Me presento para hacer sentido de los párrafos anteriores: soy Ángela Díaz, abogada de la Universidad de Chile, magíster en Sicología de las Organizaciones y coach ontológico. Gerente general de una gran empresa que da soluciones en el área de laboratorios y socia de otro emprendimiento en el área de consultoría y desarrollo organizacional. No sería nada de esto si no fuera por las enseñanzas y legado de Antonio Díaz Guerra, uno de los tantos niños que han vivido en las caletas del río Mapocho. Él fue mi padre, y aun cuando ya no está con nosotros físicamente, su fuerza y su ejemplo todavía me acompañan.
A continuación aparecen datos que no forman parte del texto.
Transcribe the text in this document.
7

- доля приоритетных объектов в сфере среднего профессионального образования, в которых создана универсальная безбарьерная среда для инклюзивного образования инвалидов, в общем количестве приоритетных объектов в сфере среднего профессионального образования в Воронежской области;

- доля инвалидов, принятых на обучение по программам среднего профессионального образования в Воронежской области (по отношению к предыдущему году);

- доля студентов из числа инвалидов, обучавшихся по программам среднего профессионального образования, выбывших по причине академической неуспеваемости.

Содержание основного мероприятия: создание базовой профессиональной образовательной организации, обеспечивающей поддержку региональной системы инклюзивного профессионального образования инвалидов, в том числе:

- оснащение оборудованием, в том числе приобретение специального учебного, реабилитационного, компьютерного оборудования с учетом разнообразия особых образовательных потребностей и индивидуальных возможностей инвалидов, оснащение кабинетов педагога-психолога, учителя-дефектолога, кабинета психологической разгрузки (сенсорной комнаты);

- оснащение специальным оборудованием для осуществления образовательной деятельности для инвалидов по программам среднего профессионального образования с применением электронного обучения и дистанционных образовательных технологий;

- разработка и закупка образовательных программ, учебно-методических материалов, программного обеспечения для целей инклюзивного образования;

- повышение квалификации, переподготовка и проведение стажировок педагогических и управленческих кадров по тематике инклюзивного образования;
Él, como tantos, vivió en el Mapocho. Ese lugar muchas veces fue más seguro que otros donde tenía familia, y ésta es la parte que muchos no ven en su discurso. La opción de estar ahí es la última de todas, y está teñida de un abandono atroz, donde nada más es posible para la propia seguridad. Nadie va por gusto a vivir a una caleta. Habrá resignación, habrá desesperanza, pero jamás gusto. Eso, justamente, es una palanca para el cambio.

Mi papá, que se hacía llamar Juanito porque desconocía su segundo nombre y renegaba del primero que compartía con su padre, un día tuvo que hacer un trámite y sacar su cédula de identidad. Ese día pasaron dos cosas: detectaron que estaba remiso para su servicio militar y descubrió que se llamaba Antonio. Él no hablaba mucho de esta época, debe haber sido muy doloroso recordarla, pero sí nos dejó claro que hacer el servicio militar le cambió la vida. Después decidió estudiar, terminar sus estudios vespertinos y seguir en la universidad. Se recibió como ingeniero químico, se habilitó para un destino diferente y realizó las acciones que fueron necesarias para lograrlo. Eso no era parte de su mundo ni de sus posibilidades hasta antes de los 18.

Éste es nuestro gran desafío: mostrar que vale la pena trabajar por darles oportunidad a nuestros jóvenes de calle. Para eso estamos como sociedad, para no permitir que ellos queden en el anonimato y para entregarles las herramientas necesarias para que aprendan a desplegar una vida en dignidad.